Em outras publicações, o vereador de extrema-direita se refere ao Pará como “um lixo”. Ele se defendeu dizendo que não cometeu xenofobia nem atacou o “paraense trabalhador”, apenas criticou “os governantes” que, segundo ele, transformaram o estado “nesse caos”.

O vereador afirma que a presença de migrantes poderia “transformar a cidade em uma favela”, associando a chegada dessas pessoas com problemas sociais e à sobrecarga nos serviços públicos.

“Os dois primeiros sinais de uma urbanização fracassada é o congestionamento que você catarinense já tá sentindo muito na pele e desordem social, como por exemplo os moradores de rua, ou seja, a merda tá começando a estourar”, declara.

Mateus Batista argumenta, ainda, que a cidade não terá tempo de “expandir a infraestrutura a tempo de absorver todo esse crescimento populacional” em razão da “capacidade de investimento sufocada”.

“A única opção que resta é o controle interno de migração, caso a gente não queira que Santa Catarina exploda e os serviços públicos ficam inteiramente sobrecarregados”, defende.

Vereador se defende de acusações de xenofobia

Depois da polêmica gerada pela proposta, o vereador catarinense fez várias postagens se defendendo das acusações de racismo e xenofobia. Em uma delas, ela diz que foi “comparado a Hitler”.

Apesar das negativas, Mateus Batistas repete o discurso xenofóbico em vídeo gravado em frente ao Congresso Nacional ao dizer que “os gestores do Norte e do Nordeste dominam isso daqui”, citando que os presidentes da Câmara dos Deputados e do Senado Federal, Hugo Motta (Republicanos-PB) e Davi Alcolumbre (União Brasil-AP), respectivamente, são do Nordeste e do Norte.

“Eles que botam as cartas na mesa da política brasileira e quem acaba pagando o pato é a gente, é o catarinense, porque a população dos estados do Norte e do Nordeste estão agora se refugiando nos estados com a melhor qualidade de vida do país”, declara.

Em outro vídeo de teor xenofóbico, o vereador afirma que “Joinville virou alvo de inveja”. Ele diz defender a migração, desde que seja “de forma ordenada e com capacidade de investimento público para garantir crescimento econômico e qualidade de vida”.

O vereador do MBL repetiu que, se não houver controle, Santa Catarina corre o risco de se transformar “em um grande favelão”.

Nordeste odeia o Sul e o Sudeste”

O parlamentar, ainda se defendendo das acusações de xenofobia, publicou outro vídeo argumentando que “Nordeste odeia o Sul e o Sudeste”.

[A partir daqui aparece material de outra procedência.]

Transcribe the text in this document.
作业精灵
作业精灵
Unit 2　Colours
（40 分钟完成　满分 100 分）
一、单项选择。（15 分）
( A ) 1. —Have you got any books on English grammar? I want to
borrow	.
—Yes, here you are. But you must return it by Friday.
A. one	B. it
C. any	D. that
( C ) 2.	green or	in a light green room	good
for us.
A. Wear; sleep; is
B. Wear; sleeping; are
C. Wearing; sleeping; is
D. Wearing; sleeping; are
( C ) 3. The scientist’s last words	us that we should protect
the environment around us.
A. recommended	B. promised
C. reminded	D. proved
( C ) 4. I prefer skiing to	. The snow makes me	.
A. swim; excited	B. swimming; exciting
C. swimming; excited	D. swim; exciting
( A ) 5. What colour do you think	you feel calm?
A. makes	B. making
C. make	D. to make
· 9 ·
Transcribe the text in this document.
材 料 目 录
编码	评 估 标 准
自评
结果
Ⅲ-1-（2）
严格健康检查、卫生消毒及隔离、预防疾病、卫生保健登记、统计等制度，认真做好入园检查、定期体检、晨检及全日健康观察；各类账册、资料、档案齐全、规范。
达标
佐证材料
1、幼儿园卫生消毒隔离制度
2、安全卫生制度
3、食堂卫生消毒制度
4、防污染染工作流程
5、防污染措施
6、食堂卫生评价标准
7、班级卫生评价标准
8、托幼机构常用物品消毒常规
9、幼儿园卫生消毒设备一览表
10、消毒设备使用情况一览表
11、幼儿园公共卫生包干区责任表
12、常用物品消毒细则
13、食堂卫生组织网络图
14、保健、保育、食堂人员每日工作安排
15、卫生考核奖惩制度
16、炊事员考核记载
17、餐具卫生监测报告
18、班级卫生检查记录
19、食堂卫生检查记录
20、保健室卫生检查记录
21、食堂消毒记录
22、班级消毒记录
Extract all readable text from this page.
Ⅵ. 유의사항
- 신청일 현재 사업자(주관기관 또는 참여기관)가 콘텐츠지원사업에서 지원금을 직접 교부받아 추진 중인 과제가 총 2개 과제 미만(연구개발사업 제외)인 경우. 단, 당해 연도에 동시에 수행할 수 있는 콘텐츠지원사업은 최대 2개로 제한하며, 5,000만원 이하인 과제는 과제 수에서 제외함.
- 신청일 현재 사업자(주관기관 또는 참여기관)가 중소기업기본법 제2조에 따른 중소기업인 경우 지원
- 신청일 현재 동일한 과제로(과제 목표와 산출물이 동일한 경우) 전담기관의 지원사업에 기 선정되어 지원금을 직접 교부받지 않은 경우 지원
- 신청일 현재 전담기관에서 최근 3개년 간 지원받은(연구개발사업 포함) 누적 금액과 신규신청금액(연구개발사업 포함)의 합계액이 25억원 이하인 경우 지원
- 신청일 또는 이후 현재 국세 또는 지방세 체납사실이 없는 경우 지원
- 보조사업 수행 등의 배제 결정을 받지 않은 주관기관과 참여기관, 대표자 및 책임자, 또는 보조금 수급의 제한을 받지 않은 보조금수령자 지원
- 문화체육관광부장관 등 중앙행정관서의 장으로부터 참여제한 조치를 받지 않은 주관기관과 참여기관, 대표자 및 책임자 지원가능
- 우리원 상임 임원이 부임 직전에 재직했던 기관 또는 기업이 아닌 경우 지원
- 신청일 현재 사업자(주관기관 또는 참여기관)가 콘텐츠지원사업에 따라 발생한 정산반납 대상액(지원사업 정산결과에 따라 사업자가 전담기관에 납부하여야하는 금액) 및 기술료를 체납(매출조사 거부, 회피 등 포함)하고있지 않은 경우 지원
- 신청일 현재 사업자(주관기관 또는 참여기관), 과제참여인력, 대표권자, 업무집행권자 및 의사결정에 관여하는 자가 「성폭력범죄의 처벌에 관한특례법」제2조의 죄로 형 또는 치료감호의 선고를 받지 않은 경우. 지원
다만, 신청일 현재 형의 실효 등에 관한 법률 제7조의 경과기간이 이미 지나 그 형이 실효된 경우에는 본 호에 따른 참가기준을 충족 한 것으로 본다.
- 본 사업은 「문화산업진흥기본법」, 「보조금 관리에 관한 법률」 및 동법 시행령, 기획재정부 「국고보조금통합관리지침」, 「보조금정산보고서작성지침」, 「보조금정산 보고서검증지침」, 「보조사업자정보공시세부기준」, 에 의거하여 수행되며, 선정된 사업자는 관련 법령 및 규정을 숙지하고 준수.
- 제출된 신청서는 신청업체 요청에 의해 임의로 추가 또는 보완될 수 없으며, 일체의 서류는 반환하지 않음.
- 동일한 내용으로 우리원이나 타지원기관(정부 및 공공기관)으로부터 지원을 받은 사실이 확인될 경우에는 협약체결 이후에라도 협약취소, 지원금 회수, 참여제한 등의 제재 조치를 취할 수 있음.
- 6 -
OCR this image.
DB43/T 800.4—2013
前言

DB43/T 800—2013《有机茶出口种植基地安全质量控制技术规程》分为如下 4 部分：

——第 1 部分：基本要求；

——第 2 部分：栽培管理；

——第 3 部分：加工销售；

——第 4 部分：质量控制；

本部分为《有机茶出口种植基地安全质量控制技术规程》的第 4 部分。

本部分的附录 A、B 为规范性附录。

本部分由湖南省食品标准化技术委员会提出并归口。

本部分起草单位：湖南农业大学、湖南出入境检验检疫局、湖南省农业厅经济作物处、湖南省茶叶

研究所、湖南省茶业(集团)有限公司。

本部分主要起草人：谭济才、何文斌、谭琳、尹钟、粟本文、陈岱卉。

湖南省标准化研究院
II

Nas redes sociais, Mateus Batista reproduz a tática de parlamentares formados pelo MBL, como o natalense Matheus Faustino, com publicações sensacionalistas, títulos alarmistas e discurso de ódio contra a esquerda, que ele acusa de “apoiar a pedofilia”.

Para viralizar, como aconteceu com o vídeo em que defende o controle da migração no país, ele também aposta na guerra cultural, com ataques a pautas consideradas progressistas, como direitos humanos, o combate ao racismo e a luta contra a LGBTfobia.

Depois da repercussão negativa da proposta, em tom vitimista, o vereador disse ter registrado um boletim de ocorrência “por ameaça de morte”. Ele afirmou ter recebido “centenas de mensagens de apoio de nordestinos e nortistas”, mas que “outros querem cassar meu mandato, me prender e até me matar” por defender o controle de migração.